You know how it is, when you’re riding through the woods and every large root is a snake and every decaying stump is a squatting bear. I’m always on the lookout for an encounter with wildlife and prepare myself emotionally with how to best handle the situation. Peripheral vision offers a dark image, so I look over, hoping it will be something of interest. Generally it’s something that’s been stationary for a hundred years or so and has fungus growing around it.

But last week, at dusk, I looked over to double-check on the stump, and it was looking back at me. I wonder how long she’d been watching me, and at what point she heard me coming. She had a smaller bear with her, crawling up the mountain behind her – toward the trail we were heading.

I’ve sat in the woods before, well off of the trail. What I noticed, is that people hiking along the trail are oblivious of what’s happening just a few feet away. It’s as if the trail is its own planet where nothing can see, hear, or eat them. It made me wonder what it would be like to be a bobcat or a panther. It made me look around the woods a whole lot more while I’m out. I began to understand how those unsuspecting events occur in the woods. However, I believe it’s still safer than the city, where there is far more crime and mayhem.

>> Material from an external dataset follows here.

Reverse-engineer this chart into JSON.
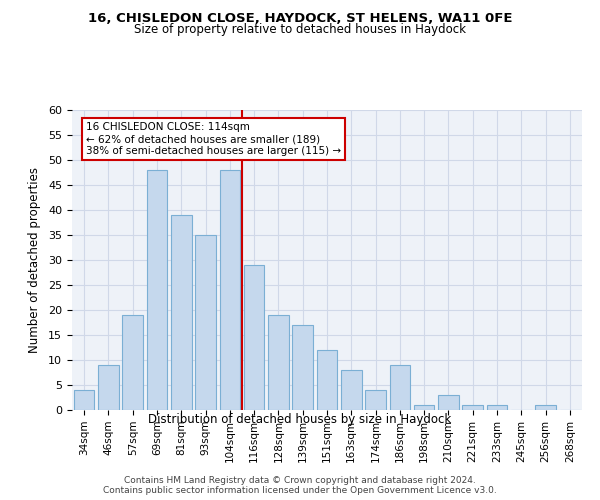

So the bear was looking directly at me. She was about 20 feet up. I stopped dead in my tracks and shouted to Ben. He’s usually the first to notice wildlife, so I was doubly surprised to see her sitting there, especially since he’s usually in front. I looked at her to see what she was in the mood for doing – chasing or watching. She didn’t look threatened. She was just watching, as the other bear trudged through the ferns. I was still trying to decide whether to walk, ride, go back down, or keep climbing. I decided that continuing on slowly was going to be the most non-threatening option, especially since that’s where Ben was, and that’s what he was encouraging me to do. I pressed on. She continued watching me, but I didn’t look back for long, for fear that I was going to tumble off of the path and become a really fun bear game or toy. I’ve heard of such things – and seen the scars. Generally the person doesn’t quite remember how the gashes got there.